In Major League Baseball, there is no salary cap, and teams are allowed to sign as many players to as large of contracts they want, as long as they can pay those players and a luxury tax. In the NBA under the current Collective Bargaining Agreement, teams can still go over the salary cap and pay luxury tax, but they cannot pay players as much as they want. For contracts signed under the current CBA, the maximum players can be paid a season is 35% of the salary cap. Because of this, LeBron James’ next contract will pay him a maximum of $20.3 million a year, no matter what. But what sort of annual salary could LeBron get if NBA free agency operated on an open market like the MLB?
The Value of LeBron
There’s no real debate that LeBron is one of, if not the, best player in the league right now, and one of the most dominant players in recent history. In the most simple analysis, his contract should be higher than any other in the league, which would make his annual salary start around at least $30 million, which is what Kobe Bryant will be paid next season.
The next step in determining his money value is how much he affects the money value of the franchises he has played for. According to Forbes Magazine, the Cleveland Cavaliers, LeBron’s former team, devalued $121 million the season he left. In contrast, since he joined the Miami Heat, their franchise value has risen $261 million, up 72% since before he joined the team.
Certainly, some of the Heat’s value gain since LeBron’s arrival can also be attributed to the arrival of fellow All-Star Chris Bosh, their Finals appearance in 2011, and championship in 2012, but the bulk of it must be attributed to LeBron. This valuation difference indicates that LeBron fairly deserves more than $30 million a year, somewhere closer to $50-$75 million a year.
His presence on the Miami Heat has not only made them a much better team, he has also made them a considerably more profitable franchise. His play puts people in seats, gets others to buy season tickets, buy jerseys, and watch games, all of which make the Heat a more profitable franchise.
So Who Would Pay Him, and How Much?
Here’s the (multi)-million dollar question. Obviously, only certain franchises with serious revenue sources could afford to even pay LeBron fairly on a multi-year deal, which he would undoubtedly seek. Even a fair, yet conservative, contract for LeBron (think $200 million/5 years) would eliminate most small market teams, which can’t afford to allocate that much money to one player and then pay twelve other players decent salaries.

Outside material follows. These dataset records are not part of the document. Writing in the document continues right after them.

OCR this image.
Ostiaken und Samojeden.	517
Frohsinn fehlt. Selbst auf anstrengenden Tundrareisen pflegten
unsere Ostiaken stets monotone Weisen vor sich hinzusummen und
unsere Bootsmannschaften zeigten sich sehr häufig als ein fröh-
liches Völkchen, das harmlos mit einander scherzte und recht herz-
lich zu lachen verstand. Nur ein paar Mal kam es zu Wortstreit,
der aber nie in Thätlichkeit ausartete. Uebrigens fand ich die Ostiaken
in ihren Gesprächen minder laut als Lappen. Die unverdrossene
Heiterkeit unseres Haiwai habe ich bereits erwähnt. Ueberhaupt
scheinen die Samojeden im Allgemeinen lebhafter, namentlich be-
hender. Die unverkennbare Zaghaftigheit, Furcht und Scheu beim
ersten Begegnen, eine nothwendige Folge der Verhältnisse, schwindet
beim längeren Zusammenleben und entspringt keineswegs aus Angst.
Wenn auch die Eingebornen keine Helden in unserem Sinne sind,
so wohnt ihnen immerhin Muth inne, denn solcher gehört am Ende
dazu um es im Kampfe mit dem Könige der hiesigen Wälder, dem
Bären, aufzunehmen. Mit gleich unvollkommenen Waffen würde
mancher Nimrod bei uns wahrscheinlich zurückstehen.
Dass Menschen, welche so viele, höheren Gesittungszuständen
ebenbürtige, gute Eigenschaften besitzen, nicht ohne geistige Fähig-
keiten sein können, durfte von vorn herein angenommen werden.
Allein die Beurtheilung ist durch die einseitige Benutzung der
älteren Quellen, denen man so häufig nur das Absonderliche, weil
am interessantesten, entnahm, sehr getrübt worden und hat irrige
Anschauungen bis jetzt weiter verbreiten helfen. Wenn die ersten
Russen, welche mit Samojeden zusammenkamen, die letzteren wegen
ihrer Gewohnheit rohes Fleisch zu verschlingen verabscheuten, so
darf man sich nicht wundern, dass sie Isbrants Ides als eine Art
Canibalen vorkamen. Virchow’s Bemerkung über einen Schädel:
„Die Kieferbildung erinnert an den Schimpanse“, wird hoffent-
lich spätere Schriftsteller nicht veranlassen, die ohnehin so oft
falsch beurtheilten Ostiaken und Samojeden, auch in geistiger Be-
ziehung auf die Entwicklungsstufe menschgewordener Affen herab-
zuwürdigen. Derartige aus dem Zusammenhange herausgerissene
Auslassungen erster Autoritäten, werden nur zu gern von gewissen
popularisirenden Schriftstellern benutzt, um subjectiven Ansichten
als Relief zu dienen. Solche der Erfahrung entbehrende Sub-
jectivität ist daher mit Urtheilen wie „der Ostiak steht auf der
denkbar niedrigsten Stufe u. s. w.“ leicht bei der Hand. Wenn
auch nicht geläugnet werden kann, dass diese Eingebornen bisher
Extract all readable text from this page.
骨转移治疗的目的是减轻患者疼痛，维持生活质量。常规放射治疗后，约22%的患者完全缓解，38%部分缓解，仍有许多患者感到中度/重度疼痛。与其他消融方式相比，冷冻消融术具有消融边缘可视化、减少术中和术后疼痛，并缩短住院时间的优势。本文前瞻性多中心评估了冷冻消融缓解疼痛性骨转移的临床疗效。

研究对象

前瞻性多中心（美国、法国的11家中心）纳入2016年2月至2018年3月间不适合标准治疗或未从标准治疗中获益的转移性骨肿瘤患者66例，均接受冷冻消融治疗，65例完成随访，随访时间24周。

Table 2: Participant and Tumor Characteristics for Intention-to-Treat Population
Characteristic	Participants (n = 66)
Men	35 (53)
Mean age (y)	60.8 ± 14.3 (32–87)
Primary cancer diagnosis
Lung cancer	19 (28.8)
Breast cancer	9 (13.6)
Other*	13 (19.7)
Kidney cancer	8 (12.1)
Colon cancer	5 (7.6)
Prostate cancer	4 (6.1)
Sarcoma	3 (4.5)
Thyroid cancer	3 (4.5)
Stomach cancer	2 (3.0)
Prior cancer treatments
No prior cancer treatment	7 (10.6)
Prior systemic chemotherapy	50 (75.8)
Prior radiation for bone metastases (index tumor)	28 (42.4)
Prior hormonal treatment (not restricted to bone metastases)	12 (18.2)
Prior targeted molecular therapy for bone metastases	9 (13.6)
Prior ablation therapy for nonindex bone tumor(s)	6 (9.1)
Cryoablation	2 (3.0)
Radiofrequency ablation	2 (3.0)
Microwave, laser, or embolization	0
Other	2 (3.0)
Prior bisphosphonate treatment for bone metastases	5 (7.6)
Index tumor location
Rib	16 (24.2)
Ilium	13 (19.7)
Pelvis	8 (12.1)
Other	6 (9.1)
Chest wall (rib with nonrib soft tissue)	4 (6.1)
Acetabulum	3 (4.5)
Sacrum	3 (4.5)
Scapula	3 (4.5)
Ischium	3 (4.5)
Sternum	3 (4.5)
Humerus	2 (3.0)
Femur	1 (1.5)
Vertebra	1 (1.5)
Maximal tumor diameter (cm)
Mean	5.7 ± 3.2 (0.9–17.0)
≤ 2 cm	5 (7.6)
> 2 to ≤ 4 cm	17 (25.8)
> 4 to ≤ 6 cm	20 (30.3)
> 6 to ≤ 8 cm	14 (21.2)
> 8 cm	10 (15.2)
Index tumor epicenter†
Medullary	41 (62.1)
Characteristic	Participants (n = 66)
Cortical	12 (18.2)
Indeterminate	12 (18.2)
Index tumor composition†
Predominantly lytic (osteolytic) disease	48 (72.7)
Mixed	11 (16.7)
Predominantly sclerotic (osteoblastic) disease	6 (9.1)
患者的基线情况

But it’s likely that this hypothetical contract would be closer to $70-80 million a year, supported by the evidence you saw above. The only teams that could/would offer such a contract are the New York Knicks, Los Angeles Lakers, Heat, Dallas Mavericks, and Brooklyn Nets, with the Chicago Bulls and Cavaliers having heavy outside shots at this sort of a contract as well (the Bulls have the revenue, but their owner, Jerry Reinsdorf, is historically miserly, and the Cavaliers would need a serious feel-good/hometown discount to lure LeBron back to Ohio).
Any of these teams could offer some serious money to LeBron, and it isn’t far-fetched to imagine a scenario in which one of the teams would offer $100 million, even if for just one year of a multi-year contract. In earnest, the most likely landing spots for him would be Miami, where he might not get as much as with other teams, but would be an attractive spot due to his success there; Los Angeles, which has a history of landing prized players unexpectedly (see Steve Nash) and spending lots of money in free agency (see Kobe Bryant); or New York, which is currently the most valuable and well-funded NBA franchise.
In any case, LeBron’s total contract could reach as high as $400 million, which would easily be the biggest contract in sports history. Perhaps the most remarkable thing about that contract, however, is the fact that he’d probably deserve it.